Ordered that the judgment is reversed insofar as appealed from, on the law, those branches of the plaintiff’s motion which were for summary judgment on the complaint insofar as asserted against the defendants Active Care Medical Supply Corp. and Ultimate Health Products, Inc., are denied, the order is modified accordingly, and the matter is remitted to the Supreme Court, Nassau County, for further proceedings consistent herewith.

The plaintiff commenced this action for a judgment declaring, inter alia, that it is not obligated to pay no-fault claims submitted to it by the defendants Active Care Medical Supply Corp. and Ultimate Health Products, Inc. (hereinafter together the appellants), in connection with three automobile collisions involving an automobile owned by the defendant Linwood Bates III (hereinafter Bates) and insured by the plaintiff. The plaintiff moved for summary judgment on the complaint, arguing, among other things, that it is not required to pay no-fault claims to certain medical providers in connection with the three collisions on the ground that the collisions were intentional and staged in furtherance of a fraud scheme. The Supreme Court granted the plaintiff’s motion.

“[A]n intentional and staged collision caused in the furtherance of an insurance fraud scheme is not a covered accident under a policy of insurance” (Matter of Liberty Mut. Ins. Co. v Goddard, 29 AD3d 698, 699 [2006]; see Matter of Liberty Mut. Ins. Co. v Young, 124 AD3d 663, 664 [2015]).
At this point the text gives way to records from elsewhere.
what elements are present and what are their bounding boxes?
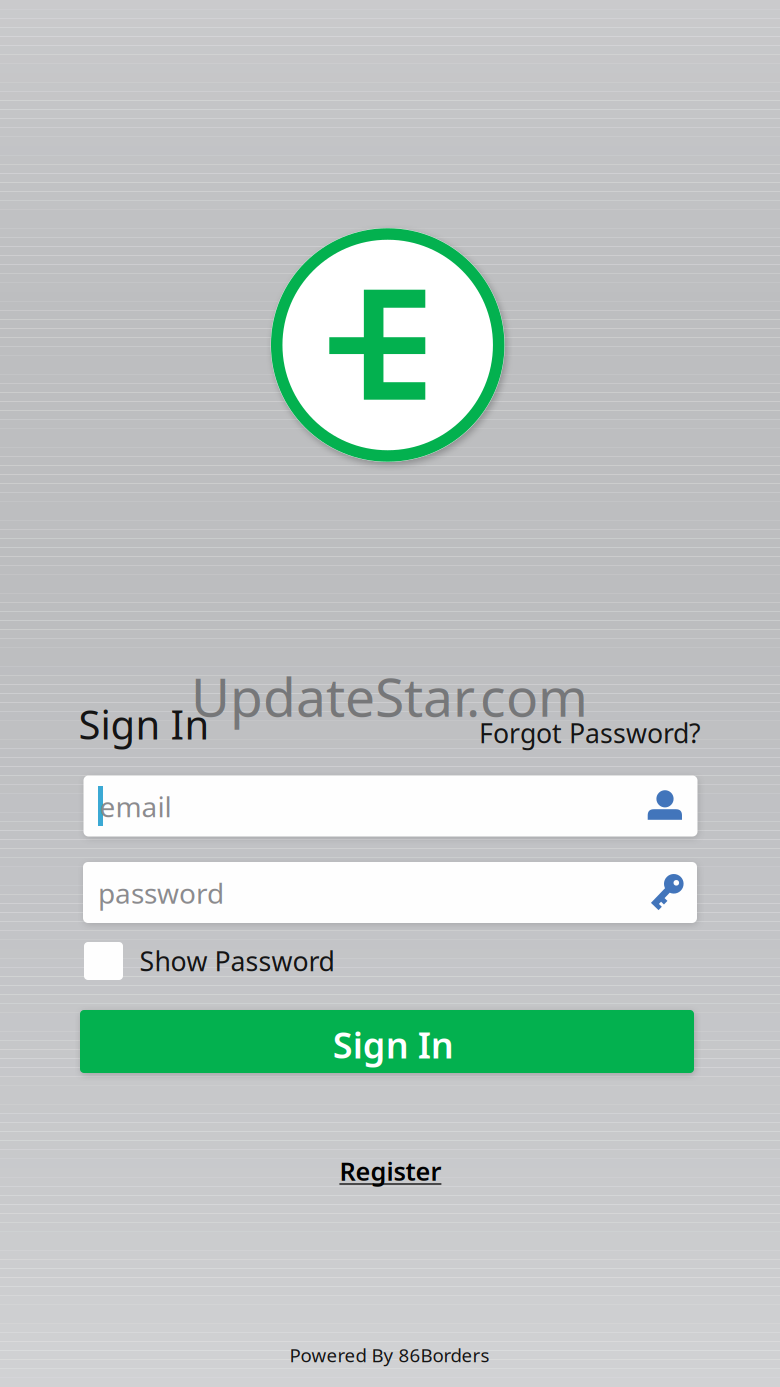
staticText: Sign In xyxy=(333,1021,454,1068)
button[interactable]: password xyxy=(83,862,697,923)
button[interactable]: Register xyxy=(339,1154,441,1188)
button[interactable]: Sign In xyxy=(80,1010,694,1073)
staticText: Sign In xyxy=(78,697,210,750)
staticText: UpdateStar.com xyxy=(191,661,588,731)
staticText: password xyxy=(98,874,224,912)
staticText: email xyxy=(100,788,172,825)
button[interactable]: Forgot Password? xyxy=(479,715,701,751)
staticText: Forgot Password? xyxy=(479,715,701,751)
staticText: Register xyxy=(339,1154,441,1188)
staticText: Show Password xyxy=(140,943,334,979)
button[interactable]: email xyxy=(84,776,698,836)
staticText: Powered By 86Borders xyxy=(290,1343,490,1367)
button[interactable]: Show Password xyxy=(84,939,404,983)
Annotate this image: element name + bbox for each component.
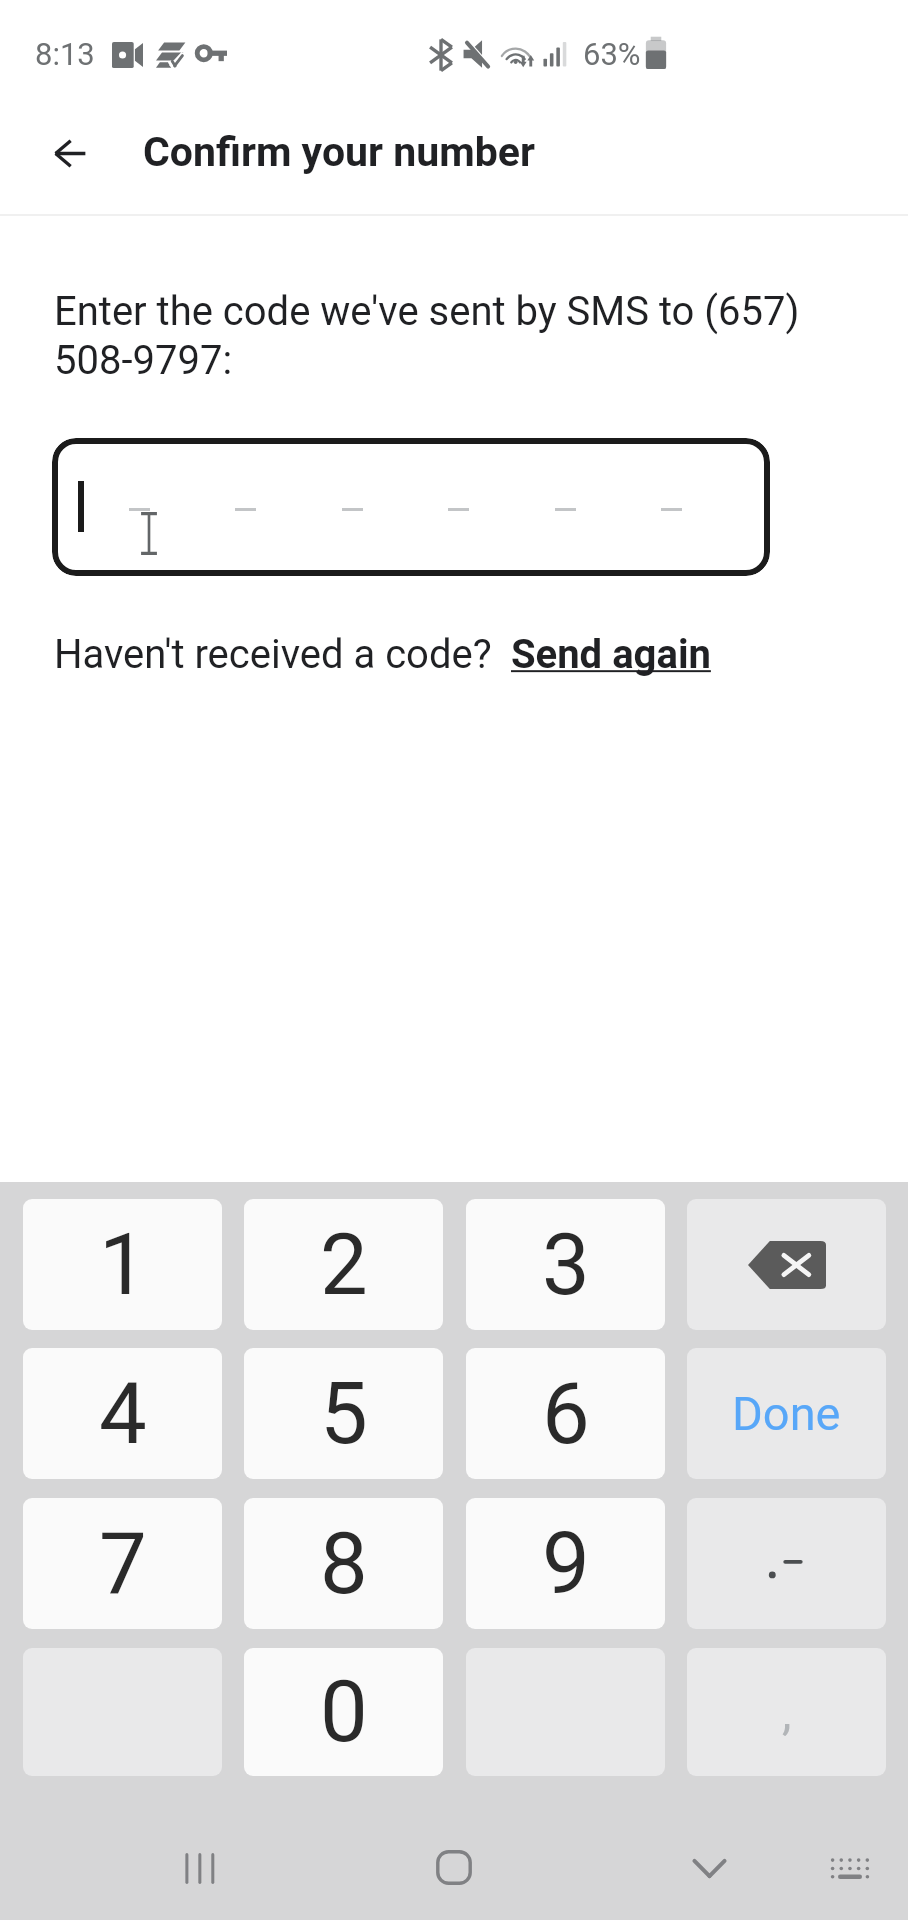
staticText: 1 — [99, 1215, 147, 1315]
button[interactable]: 9 — [466, 1498, 665, 1629]
button[interactable]: 4 — [23, 1348, 222, 1479]
staticText: 4 — [99, 1364, 147, 1464]
button[interactable]: 8 — [244, 1498, 443, 1629]
button[interactable]: Recents — [130, 1808, 270, 1920]
button[interactable]: Home — [384, 1807, 524, 1920]
button[interactable]: Back — [30, 113, 110, 193]
staticText: Send again — [511, 631, 711, 678]
button[interactable]: Hide keyboard — [639, 1808, 779, 1920]
staticText: 8 — [320, 1514, 368, 1614]
button[interactable]: Done — [687, 1348, 886, 1479]
staticText: Confirm your number — [143, 128, 535, 176]
button[interactable]: 6 — [466, 1348, 665, 1479]
staticText: 2 — [320, 1215, 368, 1315]
button[interactable]: Send again — [511, 631, 711, 678]
staticText: 7 — [99, 1514, 147, 1614]
staticText: 6 — [542, 1364, 590, 1464]
button[interactable]: 2 — [244, 1199, 443, 1330]
button[interactable]: 7 — [23, 1498, 222, 1629]
button[interactable]: 3 — [466, 1199, 665, 1330]
staticText: 0 — [320, 1662, 368, 1762]
button[interactable]: .- — [687, 1498, 886, 1629]
staticText: Done — [732, 1386, 841, 1441]
staticText: 63% — [583, 36, 641, 72]
button[interactable]: 1 — [23, 1199, 222, 1330]
button[interactable]: Backspace — [687, 1199, 886, 1330]
button[interactable]: Switch keyboard — [790, 1808, 908, 1920]
staticText: 3 — [542, 1215, 590, 1315]
button[interactable]: Verification code input — [52, 438, 770, 576]
staticText: 9 — [542, 1514, 590, 1614]
staticText: Enter the code we've sent by SMS to (657… — [54, 288, 800, 384]
staticText: Haven't received a code? — [54, 631, 492, 678]
button[interactable]: 0 — [244, 1648, 443, 1776]
staticText: 8:13 — [35, 36, 95, 72]
staticText: , — [782, 1684, 792, 1740]
staticText: 5 — [320, 1364, 368, 1464]
button[interactable]: 5 — [244, 1348, 443, 1479]
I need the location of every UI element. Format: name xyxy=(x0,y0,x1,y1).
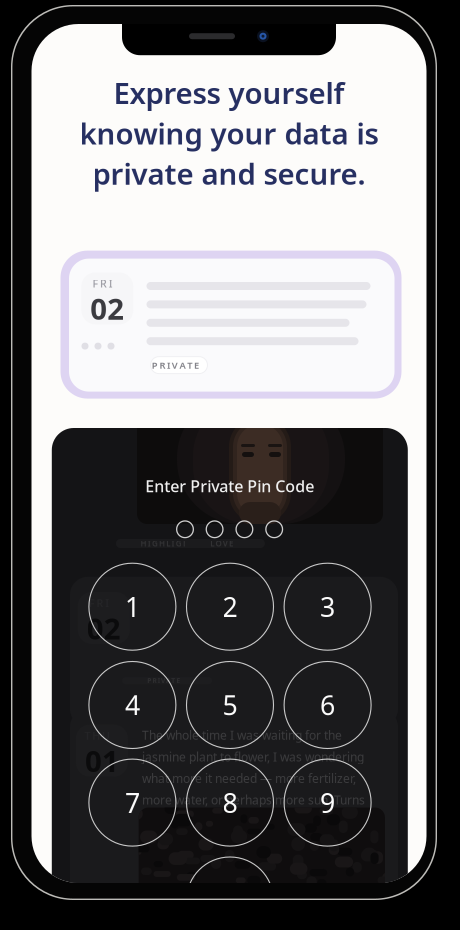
button[interactable]: 2 xyxy=(186,563,274,650)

[*2] In support of its motion for summary judgment on the complaint, the plaintiff failed to establish its prima facie entitlement to judgment as a matter of law. The plaintiff asserted that several defendants failed to attend their scheduled depositions, which was purportedly a breach of Bates’s insurance contract with the plaintiff. The plaintiff, however, failed to submit evidence from someone with personal knowledge of the mailings of the deposition requests (see Stephen Fogel Psychological, P.C. v Progressive Cas. Ins. Co., 35 AD3d 720, 721 [2006]; New York & Presbyt. Hosp. v Allstate Ins. Co., 29 AD3d 547, 547-548 [2006]; cf. Hertz Corp. v Active Care Med. Supply Corp., 124 AD3d 411 [2015]). In addition, the uncertified police accident reports submitted by the plaintiff were not admissible (see Adobea v Junel, 114 AD3d 818, 820 [2014]; Cheul Soo Kang v Violante, 60 AD3d 991 [2009]; Gagliano v Vaccaro, 97 AD2d 430, 431 [1983]). Further, the unsigned and unsworn deposition transcript of the defendant Miguel Ortiz was inadmissible (see CPLR 3116; Rosenblatt v St. George Health & Racquetball Assoc., LLC, 119 AD3d 45, 51 [2014]; McDonald v Mauss, 38 AD3d 727, 728 [2007]). The plaintiff submitted an affidavit of its investigator, but the investigator relied, mostly, on inadmissible evidence, and lacked personal knowledge of the facts surrounding the three collisions. Accordingly, the plaintiff failed to establish, prima facie, through admissible evidence, that the subject collisions were deliberately caused to fraudulently obtain insurance benefits (cf. State Farm Mut. Auto. Ins. Co. v Laguerre, 305 AD2d 490, 491 [2003]).

Since the plaintiff failed to demonstrate its prima facie entitlement to judgment as a matter of law, the Supreme Court should have denied those branches of its motion which were for summary judgment on the complaint insofar as asserted against the appellants, and we need not consider the sufficiency of the appellants’ opposition papers (see Winegrad v New York Univ. Med. Ctr., 64 NY2d 851, 853 [1985]).

The appellants’ remaining contentions have been rendered academic in light of our determination. Skelos, J.P., Dillon, Duffy and LaSalle, JJ., concur.